Leonardo Guzmán
Se divulgó el estudio de la Universidad de la República sobre los métodos de la última dictadura.
Al repasar la lista de las personalidades vigiladas y las organizaciones espiadas, al reencontrar nombres y marquesinas que hoy viven de otro modo o ya no están, un estremecimiento histórico se apodera de nosotros. ¿También ellos? Sí, también, porque cualquier sistema de gobierno que busca abarcar todo -y por eso es "totalitario"- sigue de largo y sin fronteras desde lo ridículo hasta lo inicuo.
Incluso a quienes en su momento sabíamos que figurábamos en las listas -sorteando miradas inspectoras, publicábamos a diario-, la nómina hoy nos sigue impresionando. Eso sí: no tanto por el número y la calidad de los casos concretos como por lo mucho de cada persona que queda afuera de los recuentos.
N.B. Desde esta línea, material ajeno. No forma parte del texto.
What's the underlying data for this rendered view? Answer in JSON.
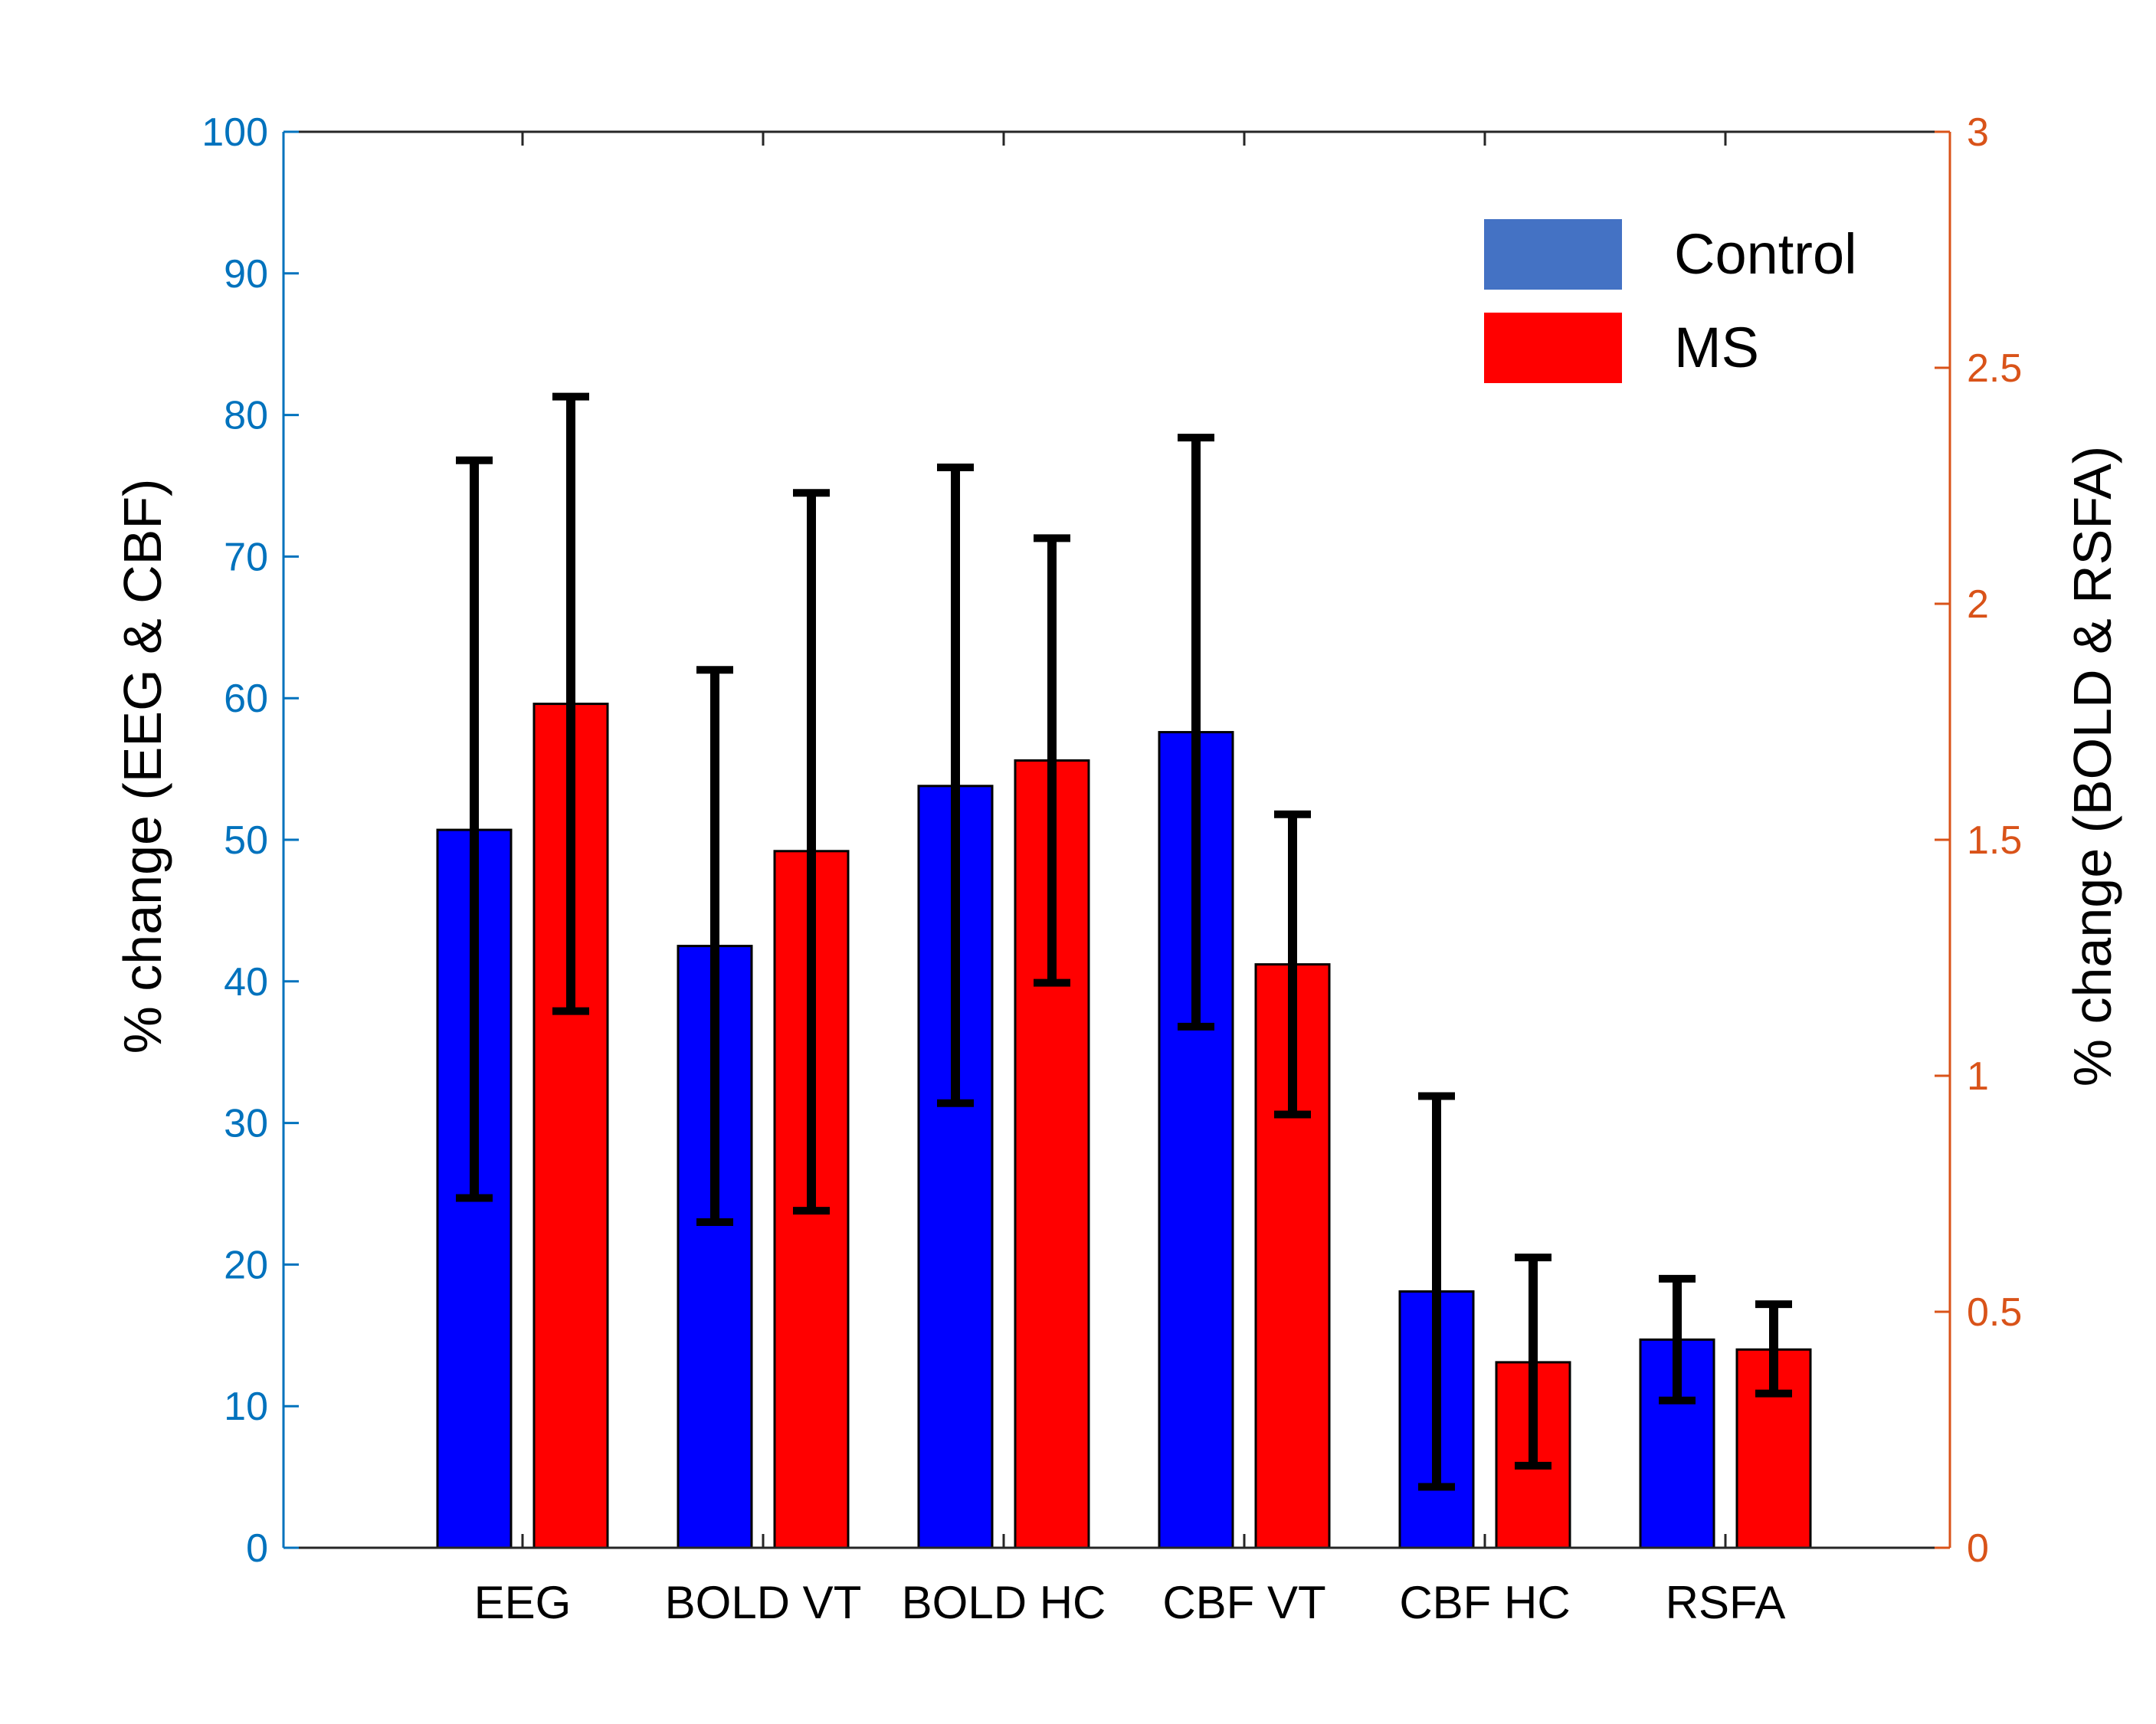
{
  "chart_data": {
    "type": "bar",
    "categories": [
      "EEG",
      "BOLD VT",
      "BOLD HC",
      "CBF VT",
      "CBF HC",
      "RSFA"
    ],
    "series": [
      {
        "name": "Control",
        "color": "#0000ff",
        "legend_color": "#4472c4",
        "values": [
          50.7,
          42.5,
          53.8,
          57.6,
          18.1,
          14.7
        ],
        "error_low": [
          24.7,
          23.0,
          31.4,
          36.8,
          4.3,
          10.4
        ],
        "error_high": [
          76.8,
          62.0,
          76.3,
          78.4,
          31.9,
          19.0
        ]
      },
      {
        "name": "MS",
        "color": "#ff0000",
        "legend_color": "#ff0000",
        "values": [
          59.6,
          49.2,
          55.6,
          41.2,
          13.1,
          14.0
        ],
        "error_low": [
          37.9,
          23.8,
          39.9,
          30.6,
          5.8,
          10.9
        ],
        "error_high": [
          81.3,
          74.5,
          71.3,
          51.8,
          20.5,
          17.2
        ]
      }
    ],
    "left_axis": {
      "label": "% change (EEG & CBF)",
      "ylim": [
        0,
        100
      ],
      "ticks": [
        "0",
        "10",
        "20",
        "30",
        "40",
        "50",
        "60",
        "70",
        "80",
        "90",
        "100"
      ],
      "color": "#0072bd"
    },
    "right_axis": {
      "label": "% change (BOLD & RSFA)",
      "ylim": [
        0,
        3
      ],
      "ticks": [
        "0",
        "0.5",
        "1",
        "1.5",
        "2",
        "2.5",
        "3"
      ],
      "color": "#d95319"
    },
    "grid": false,
    "legend_position": "top-right"
  }
}
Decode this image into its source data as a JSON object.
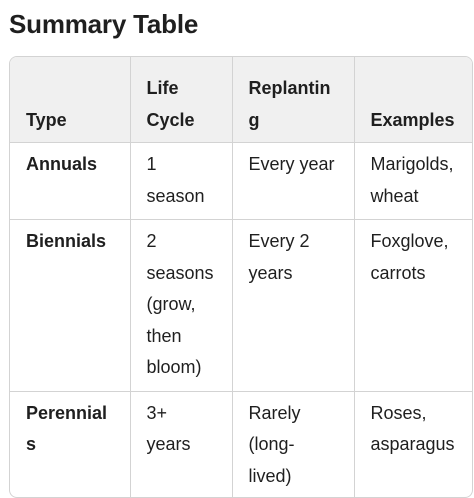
{
  "title": "Summary Table",
  "table": {
    "headers": [
      "Type",
      "Life Cycle",
      "Replanting",
      "Examples"
    ],
    "rows": [
      [
        "Annuals",
        "1 season",
        "Every year",
        "Marigolds, wheat"
      ],
      [
        "Biennials",
        "2 seasons (grow, then bloom)",
        "Every 2 years",
        "Foxglove, carrots"
      ],
      [
        "Perennials",
        "3+ years",
        "Rarely (long-lived)",
        "Roses, asparagus"
      ]
    ]
  },
  "colors": {
    "header_bg": "#f0f0f0",
    "border": "#d3d3d3",
    "text": "#1f1f1f"
  }
}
Los totalitarismos no sólo generan hechos y datos que la historia anota. Además, se entrometen en cada uno registrando sus intimidades, cambiándole el destino y ahogando la fecundidad de su pensar. La investigación documental saca a luz los controles, pero no puede tabular el proceso interior que vivieron los controlados ni la desviación de proyectos que se infirió a los que parecía no controlarse.
Ninguna reconstrucción podrá revelar todos los sueños y todas las ideas valiosas que se truncaron por el bloqueo que subsiguió al golpe de Estado, la dictadura y el montaje totalitario. Algunas quedaron yertas porque no podían difundirse. Otras, porque no pudieron llegar ni siquiera a pensarse: los silenciamientos por acto del príncipe colocan el obedecer por encima del pensar y provocan efectos intra-abortivos.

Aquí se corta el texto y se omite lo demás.